Euralille can be understood as a project in which flow, dynamism, or simply traffic reorganization are in the core of the project. In a certain way Euralille gives a new alternative way of thinking a contemporary city. A new part of city which can have a dialogue with many types of traffic flows. In fact, Euralille could be understood as a part of city and at a contemporary time as a station in which both elements work in a harmonious way. Such is the harmony that it’s very hard to imagine one without the other.

The position of the Triangle des Gares is defined by the railways as well as the set of high rise buildings are placed to accompany the flow of the highway. The will of letting avenue Le Corbusier pass between the park and Triangle des Garres again confirms the design consideration for flows.

Relational Centre

An interesting aspect about Euralille is that it works as a new centre within Lille and subsequently in a global scale. One could think that new centres have the risk of becoming autonomous and not have a relationship with the old urban fabric. Instead, Euralille works as a centre which contributes to the energy of Lille by being penetrated by various traffic and pedestrian systems.


Dense and Open

The contrast which exists between the densification of “Triangle des Gares” and the openness of the park balance out and work together rendering even more obvious elements such as heterogeneity and multiplicity. A flow also exists between the mega-building of Nouvel and the park of Gilles Clément in which one is attracted by the diverse volumetric grammar that each of these places has. An intermediate or mediator point is achieved with the boulevard Le Corbusier by François Deslaugiers. The viaduct serves as a “belt” which controls like a damn does with water in this case the level of relation between the park and the very dense volume of shops, offices and homes.

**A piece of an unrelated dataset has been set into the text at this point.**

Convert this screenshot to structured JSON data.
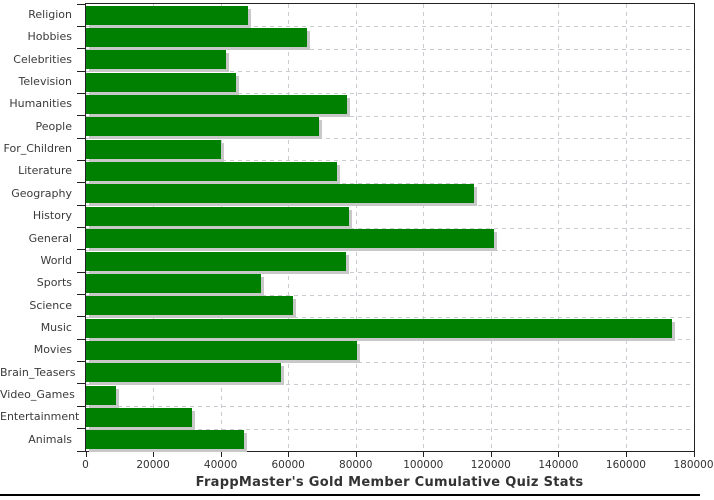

The Grand Palais designed by OMA expresses its denseness and openness in two levels. A building which contains an exhibition hall, a congress hall, and a concert hall which is read as one when seen from the exterior. This building develops a logic in which the building becomes an interior of the master plan and an exterior of the building itself. This external and internal relationship repeats itself again in the building itself. One could say the Grand Palais has an interior master plan which is made out of different elements but from the exterior it can be read as a whole.

In the plan, the three parts are clearly divided but it’s also clear that the external facade unifies the separate elements and presents them as one to the exterior. Another interesting aspect about the building’s facade is its apparent solidness. At night all the solidness that exists during the day disappears and the building becomes “alive”, revealing its internal functions.


Conclusion

Euralille is an evident example of how diverse scales and dynamics can be combined in order to create architecture that can respond in a harmonious way to the problematic areas that arise from a given territorial context.